UEFA vs FIFA: Il grande fork del calcio (e no, non è un aggiornamento di kernel)

UEFA vs FIFA: Il grande fork del calcio (e no, non è un aggiornamento di kernel)

Se pensavate che le guerre tra distro Linux fossero l’apice del dramma geopolitico, preparatevi un caffè perché il mondo del calcio sta vivendo un ‘hard fork’ che nemmeno i manutentori di Debian potrebbero immaginare.

L’UEFA ha appena rilasciato un comunicato che è una vera bomba: le associazioni nazionali europee non parteciperanno più alle competizioni organizzate dalla FIFA. Sì, avete letto bene. È come se un gruppo di sviluppatori decidesse di abbandonare un progetto mainlined perché il proprietario del repository ha iniziato a scrivere codice proprietario, caotico e pieno di bug solo per gonfiare i profitti.

Per noi che mastichiamo codice e hardware, questa notizia suona terribilmente familiare. È la classica lotta tra chi vuole mantenere uno standard aperto e regolamentato e chi vuole imporre il proprio protocollo proprietario, spremendo ogni singolo bit di valore dai dati e dagli utenti (o, in questo caso, dai club e dagli sponsor). L’UEFA sta cercando di rivendicare la sovranità sul proprio ecosistema, rifiutandosi di giocare secondo le regole di un’autorità che percepisce come incompatibile con i propri interessi e standard.

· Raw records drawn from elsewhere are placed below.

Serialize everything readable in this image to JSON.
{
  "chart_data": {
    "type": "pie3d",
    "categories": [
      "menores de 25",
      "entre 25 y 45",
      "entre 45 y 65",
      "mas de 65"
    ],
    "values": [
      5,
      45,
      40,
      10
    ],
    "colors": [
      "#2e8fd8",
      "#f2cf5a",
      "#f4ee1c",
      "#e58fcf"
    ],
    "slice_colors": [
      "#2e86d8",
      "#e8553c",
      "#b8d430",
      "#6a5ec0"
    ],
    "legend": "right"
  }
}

Ora, facciamo un passo indietro. Siamo in Italia, e onestamente, mentre discutiamo di questi enormi conflitti di potere che si decidono in uffici climatizzati a Zurigo o Nyon, noi qui stiamo ancora cercando di capire come far sopravvivere i nostri campionati senza che ogni singola decisione sembri un payload malevolo che distrugge il nostro ecosistema locale. Però, non possiamo ignorare la portata del gesto: se l’Europa decidesse davvero di ‘disconnettersi’ dal server centrale della FIFA, il mondo dello sport subirebbe un crash di sistema senza precedenti.

Certo, non è che domani la nostra Nazionale non potrà più giocare la Champions, ma il messaggio è chiaro: la fiducia è andata in 404 Not Found. Non è solo una questione di trofei, è una questione di governance, di chi controlla gli accessi e di chi decide le regole del gioco. Quando vedi le grandi organizzazioni che iniziano a slegarsi dai protocolli globali, significa che l’integrità del sistema è compromessa.

Rimane da vedere se questo sarà un semplice glitch temporaneo o l’inizio di una vera e propria frammentazione del calcio globale. Se dovesse succedere davvero, potremmo trovarci con un mondo sportivo diviso in cluster separati, ognuno con il suo set di regole, i suoi driver e i suoi costi di licenza. Un incubo di interoperabilità che farebbe tremare anche il più esperto dei sysadmin. Speriamo bene, ma con la storia del calcio, il rischio di un kernel panic è altissimo.